Consider following integral
$$\int_{-\infty }^{\infty } \frac{\text{sech}\left(\frac{\pi (-a+x+1)}{c}\right)}{c} \, dx$$ with $c$ real and $a$ is a complex number of the form $e^{i\phi}$ for real $\phi$.
Looks like this integral is either 1 or -1 which is what I got from Mathematica.
How do I determine the range of $a$ (or $c e^{i\phi}$) for which this integral is positive 1 and range for which it is $-1$?
I suspect this is related to \begin{equation} \frac{2 \left(\tan ^{-1}(x)+\cot ^{-1}(x)\right)}{\pi }=\pm 1 \end{equation} for complex x. But I am not quite sure.

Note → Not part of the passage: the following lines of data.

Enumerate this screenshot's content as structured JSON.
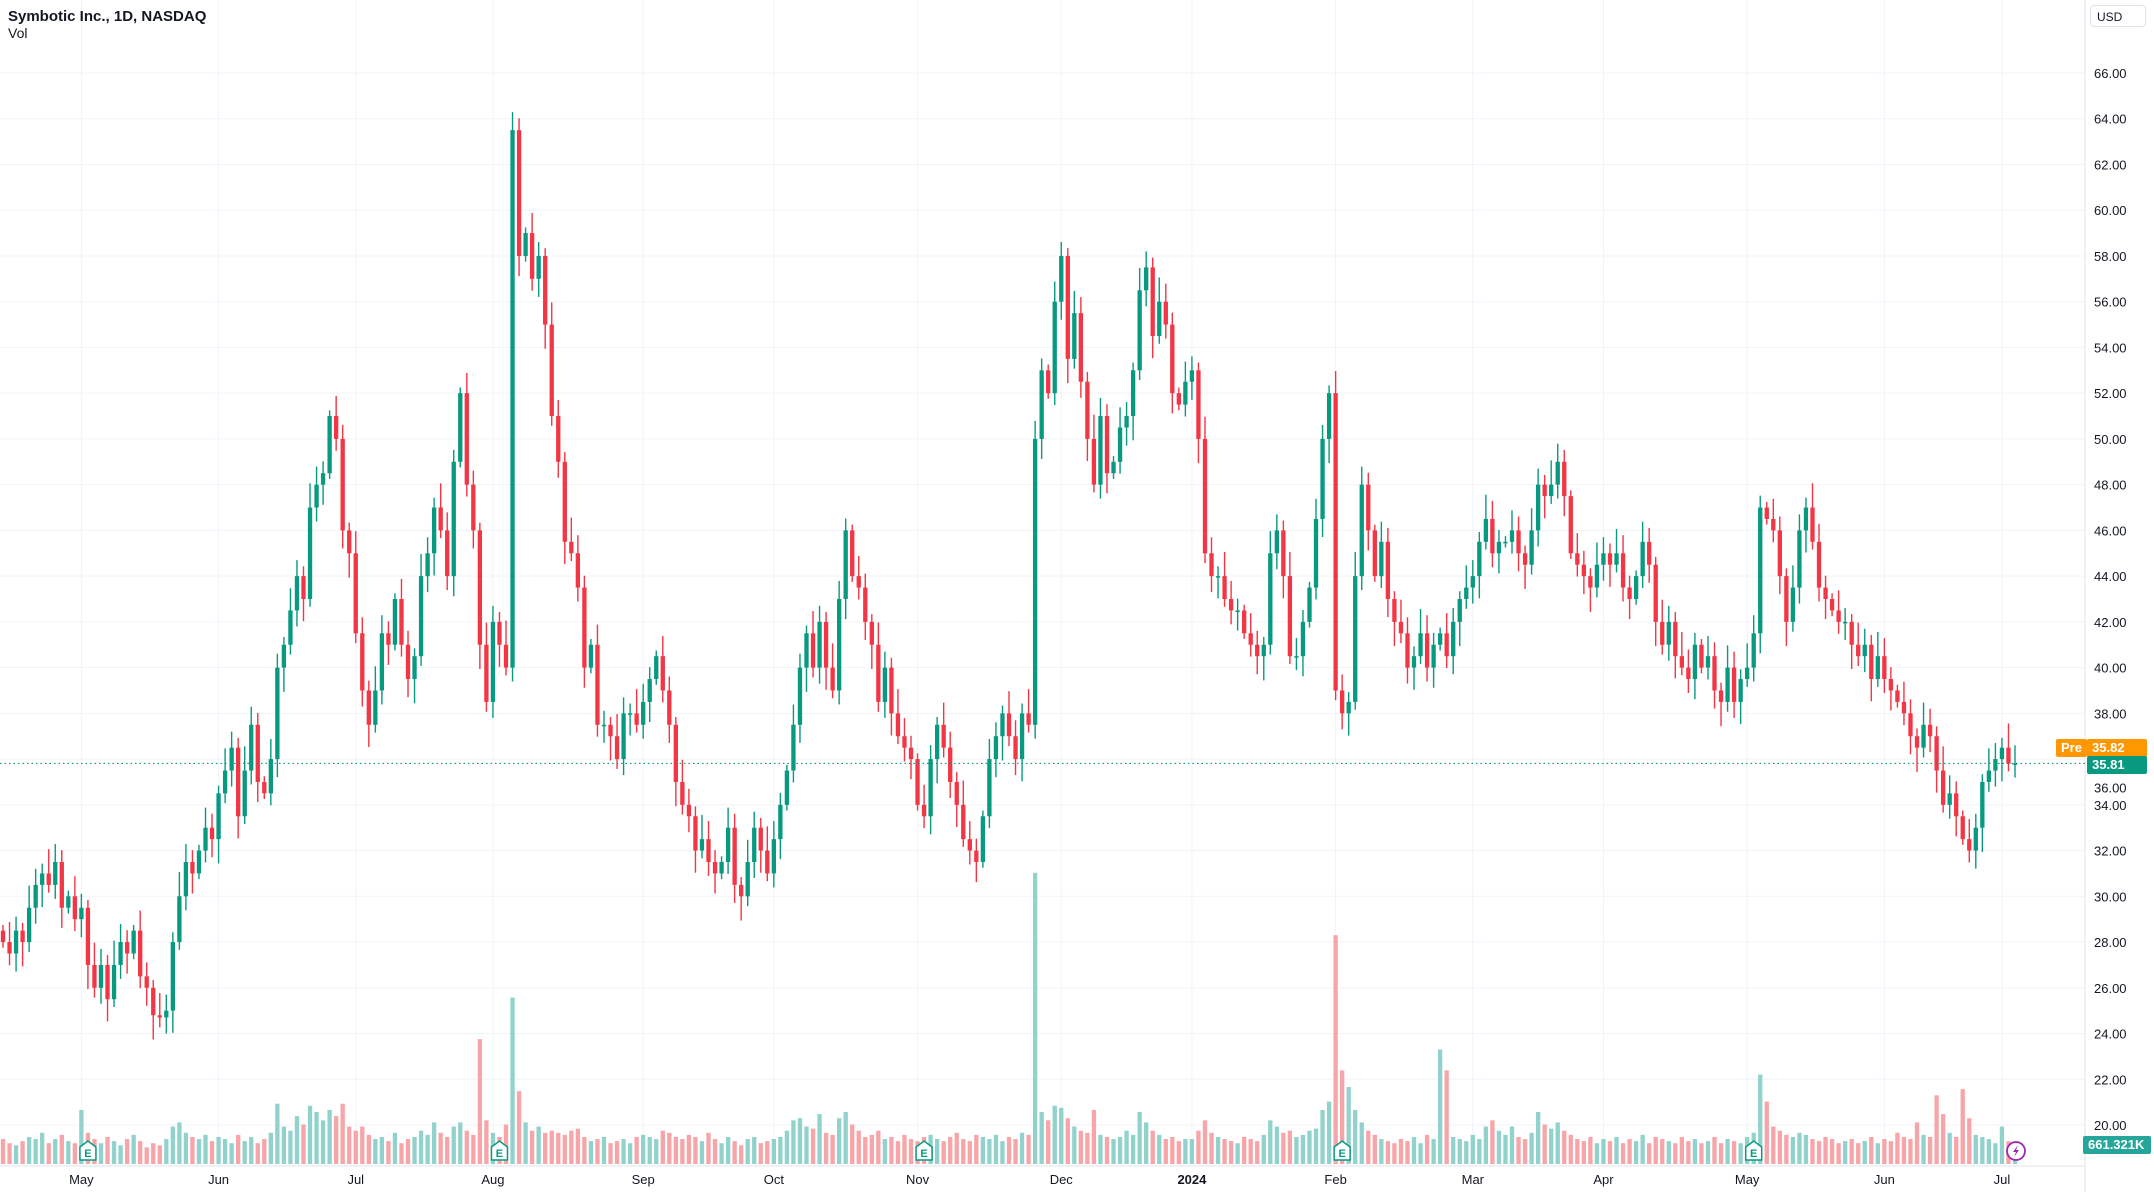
{
  "header": {
    "title": "Symbotic Inc., 1D, NASDAQ",
    "volume_label": "Vol",
    "currency": "USD"
  },
  "badges": {
    "pre_label": "Pre",
    "pre_price": "35.82",
    "last_price": "35.81",
    "volume_value": "661.321K"
  },
  "colors": {
    "up": "#089981",
    "down": "#f23645",
    "vol_up": "#92d2cc",
    "vol_down": "#f7a5a9",
    "pre": "#ff9800",
    "earnings": "#089981",
    "lightning": "#9c27b0"
  },
  "chart_data": {
    "type": "candlestick",
    "title": "Symbotic Inc., 1D, NASDAQ",
    "ylabel": "USD",
    "ylim": [
      19,
      67
    ],
    "y_ticks": [
      "66.00",
      "64.00",
      "62.00",
      "60.00",
      "58.00",
      "56.00",
      "54.00",
      "52.00",
      "50.00",
      "48.00",
      "46.00",
      "44.00",
      "42.00",
      "40.00",
      "38.00",
      "36.00",
      "34.00",
      "32.00",
      "30.00",
      "28.00",
      "26.00",
      "24.00",
      "22.00",
      "20.00"
    ],
    "last_price": 35.81,
    "pre_market_price": 35.82,
    "first_open": 28.5,
    "months": [
      {
        "label": "",
        "close": [
          28,
          27.5,
          28.5,
          28,
          29.5,
          30.5,
          31,
          30.5,
          31.5,
          29.5,
          30,
          29
        ],
        "vol": [
          1.2,
          1.0,
          0.9,
          1.1,
          1.3,
          1.2,
          1.5,
          1.0,
          1.2,
          1.4,
          1.1,
          1.0
        ]
      },
      {
        "label": "May",
        "close": [
          29.5,
          27,
          26,
          27,
          25.5,
          27,
          28,
          27.5,
          28.5,
          26.5,
          26,
          24.8,
          24.7,
          25,
          28,
          30,
          31.5,
          31,
          32,
          33,
          32.5
        ],
        "vol": [
          2.6,
          1.5,
          1.2,
          1.0,
          1.3,
          1.1,
          0.9,
          1.2,
          1.4,
          1.1,
          0.8,
          1.0,
          0.9,
          1.2,
          1.8,
          2.0,
          1.5,
          1.3,
          1.2,
          1.4,
          1.1
        ]
      },
      {
        "label": "Jun",
        "close": [
          34.5,
          35.5,
          36.5,
          33.5,
          35.5,
          37.5,
          35,
          34.5,
          36,
          40,
          41,
          42.5,
          44,
          43,
          47,
          48,
          48.5,
          51,
          50,
          46,
          45
        ],
        "vol": [
          1.3,
          1.2,
          1.0,
          1.4,
          1.1,
          1.3,
          1.0,
          1.2,
          1.5,
          2.9,
          1.8,
          1.6,
          2.3,
          1.9,
          2.8,
          2.5,
          2.1,
          2.6,
          2.3,
          2.9,
          1.8
        ]
      },
      {
        "label": "Jul",
        "close": [
          41.5,
          39,
          37.5,
          39,
          41.5,
          41,
          43,
          41,
          39.5,
          40.5,
          44,
          45,
          47,
          46,
          44,
          49,
          52,
          48,
          46,
          41,
          38.5
        ],
        "vol": [
          1.6,
          1.8,
          1.4,
          1.2,
          1.3,
          1.1,
          1.5,
          1.0,
          1.2,
          1.3,
          1.6,
          1.4,
          2.0,
          1.5,
          1.3,
          1.8,
          2.0,
          1.6,
          1.4,
          6.0,
          2.1
        ]
      },
      {
        "label": "Aug",
        "close": [
          42,
          41,
          40,
          63.5,
          58,
          59,
          57,
          58,
          55,
          51,
          49,
          45.5,
          45,
          43.5,
          40,
          41,
          37.5,
          37.5,
          37,
          36,
          38,
          38,
          37.5
        ],
        "vol": [
          1.5,
          1.3,
          1.9,
          8.0,
          3.5,
          2.0,
          1.6,
          1.8,
          1.5,
          1.6,
          1.5,
          1.4,
          1.6,
          1.7,
          1.3,
          1.1,
          1.2,
          1.3,
          1.0,
          1.1,
          1.2,
          1.0,
          1.3
        ]
      },
      {
        "label": "Sep",
        "close": [
          38.5,
          39.5,
          40.5,
          39,
          37.5,
          35,
          34,
          33.5,
          32,
          32.5,
          31.5,
          31,
          31.5,
          33,
          30.5,
          30,
          31.5,
          33,
          32,
          31
        ],
        "vol": [
          1.4,
          1.3,
          1.2,
          1.6,
          1.5,
          1.3,
          1.2,
          1.4,
          1.3,
          1.1,
          1.5,
          1.2,
          1.0,
          1.3,
          1.1,
          0.9,
          1.2,
          1.3,
          1.0,
          1.1
        ]
      },
      {
        "label": "Oct",
        "close": [
          32.5,
          34,
          35.5,
          37.5,
          40,
          41.5,
          40,
          42,
          40,
          39,
          43,
          46,
          44,
          43.5,
          42,
          41,
          38.5,
          40,
          38,
          37,
          36.5,
          36
        ],
        "vol": [
          1.2,
          1.3,
          1.6,
          2.1,
          2.2,
          1.8,
          1.7,
          2.4,
          1.5,
          1.4,
          2.2,
          2.5,
          1.9,
          1.6,
          1.3,
          1.4,
          1.6,
          1.2,
          1.3,
          1.1,
          1.4,
          1.2
        ]
      },
      {
        "label": "Nov",
        "close": [
          34,
          33.5,
          36,
          37.5,
          36.5,
          35,
          34,
          32.5,
          32,
          31.5,
          33.5,
          36,
          37,
          38,
          37,
          36,
          38,
          37.5,
          50,
          53,
          52,
          56
        ],
        "vol": [
          1.1,
          1.3,
          1.4,
          1.2,
          1.1,
          1.3,
          1.5,
          1.2,
          1.1,
          1.4,
          1.3,
          1.2,
          1.4,
          1.1,
          1.3,
          1.2,
          1.5,
          1.4,
          14.0,
          2.5,
          2.1,
          2.8
        ]
      },
      {
        "label": "Dec",
        "close": [
          58,
          53.5,
          55.5,
          52.5,
          50,
          48,
          51,
          48.5,
          49,
          50.5,
          51,
          53,
          56.5,
          57.5,
          54.5,
          56,
          55,
          52,
          51.5,
          52.5
        ],
        "vol": [
          2.7,
          2.2,
          1.8,
          1.6,
          1.5,
          2.6,
          1.4,
          1.3,
          1.2,
          1.3,
          1.6,
          1.4,
          2.5,
          2.0,
          1.6,
          1.4,
          1.2,
          1.3,
          1.1,
          1.2
        ]
      },
      {
        "label": "2024",
        "close": [
          53,
          50,
          45,
          44,
          44,
          43,
          42.5,
          42.5,
          41.5,
          41,
          40.5,
          41,
          45,
          46,
          44,
          40.5,
          40.5,
          42,
          43.5,
          46.5,
          50,
          52
        ],
        "vol": [
          1.2,
          1.6,
          2.1,
          1.5,
          1.3,
          1.2,
          1.1,
          1.0,
          1.3,
          1.2,
          1.1,
          1.4,
          2.1,
          1.8,
          1.5,
          1.6,
          1.3,
          1.4,
          1.6,
          1.7,
          2.6,
          3.0
        ]
      },
      {
        "label": "Feb",
        "close": [
          39,
          38,
          38.5,
          44,
          48,
          46,
          44,
          45.5,
          43,
          42,
          41.5,
          40,
          40.5,
          41.5,
          40,
          41,
          41.5,
          40.5,
          42,
          43,
          43.5
        ],
        "vol": [
          11.0,
          4.5,
          3.7,
          2.6,
          2.0,
          1.6,
          1.4,
          1.2,
          1.1,
          1.0,
          1.2,
          1.1,
          1.3,
          1.0,
          1.4,
          1.2,
          5.5,
          4.5,
          1.3,
          1.2,
          1.1
        ]
      },
      {
        "label": "Mar",
        "close": [
          44,
          45.5,
          46.5,
          45,
          45.5,
          45.5,
          46,
          45,
          44.5,
          46,
          48,
          47.5,
          48,
          49,
          47.5,
          45,
          44.5,
          44,
          43.5,
          44.5
        ],
        "vol": [
          1.4,
          1.2,
          1.8,
          2.1,
          1.6,
          1.4,
          1.8,
          1.3,
          1.2,
          1.5,
          2.5,
          1.9,
          1.7,
          2.0,
          1.6,
          1.4,
          1.2,
          1.1,
          1.3,
          1.0
        ]
      },
      {
        "label": "Apr",
        "close": [
          45,
          44.5,
          45,
          43.5,
          43,
          44,
          45.5,
          44.5,
          42,
          41,
          42,
          40.5,
          40,
          39.5,
          41,
          40,
          40.5,
          39,
          38.5,
          40,
          38.5,
          39.5
        ],
        "vol": [
          1.2,
          1.1,
          1.3,
          1.0,
          1.2,
          1.1,
          1.4,
          1.0,
          1.3,
          1.2,
          1.1,
          1.0,
          1.3,
          1.1,
          1.2,
          1.0,
          1.1,
          1.3,
          1.0,
          1.2,
          1.1,
          1.0
        ]
      },
      {
        "label": "May",
        "close": [
          40,
          41.5,
          47,
          46.5,
          46,
          44,
          42,
          43.5,
          46,
          47,
          45.5,
          43.5,
          43,
          42.5,
          42,
          42,
          41,
          40.5,
          41,
          39.5,
          40.5
        ],
        "vol": [
          1.3,
          1.5,
          4.3,
          3.0,
          1.8,
          1.6,
          1.4,
          1.3,
          1.5,
          1.4,
          1.2,
          1.1,
          1.3,
          1.2,
          1.0,
          1.1,
          1.2,
          1.0,
          1.1,
          1.3,
          1.0
        ]
      },
      {
        "label": "Jun",
        "close": [
          39.5,
          39,
          38.5,
          38,
          37,
          36.5,
          37.5,
          37,
          35.5,
          34,
          34.5,
          33.5,
          32.5,
          32,
          33,
          35,
          35.5,
          36
        ],
        "vol": [
          1.2,
          1.1,
          1.5,
          1.3,
          1.2,
          2.0,
          1.4,
          1.3,
          3.3,
          2.4,
          1.5,
          1.3,
          3.6,
          2.2,
          1.4,
          1.3,
          1.2,
          1.0
        ]
      },
      {
        "label": "Jul",
        "close": [
          36.5,
          35.8,
          35.81
        ],
        "vol": [
          1.8,
          1.1,
          0.2
        ]
      }
    ],
    "earnings_markers_months": [
      "May",
      "Aug",
      "Nov",
      "Feb",
      "May"
    ]
  }
}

Let $y=\frac{\pi(x+1)}{c}$ and $A=\frac{a\pi}{c}$. Then the integral becomes $$\int_{-\infty}^{\infty}\frac{2}{\pi} \frac{e^{y-A}}{e^{2(y-A)}+1} dy.$$ If $A$ were real, this would be (translating out $A$) $$\left|\frac{2}{\pi} \arctan\big(e^y\big)\right|_{-\infty}^{\infty}=1.$$ The effect of $A$ not being real is to shift the line of integration in the imaginary direction by $\mathrm{Im } A$ to get $$\int_{-\infty+ i\mathrm{Im}A}^{\infty+ i\mathrm{Im}A}\frac{2}{\pi} \frac{e^{y}}{e^{2y}+1} dy.$$ and this will affect the integral by moving across poles of the integrand. I think the residue at each pole is $2$ or $-2$, so I would expect the value of the integral to alternate between $\pm 1$ as the imaginary part of $\frac{a}{c}$ increases, changing each time $\mathrm{Im} A$ passes a pole, at $(n+\frac{1}{2})\pi$.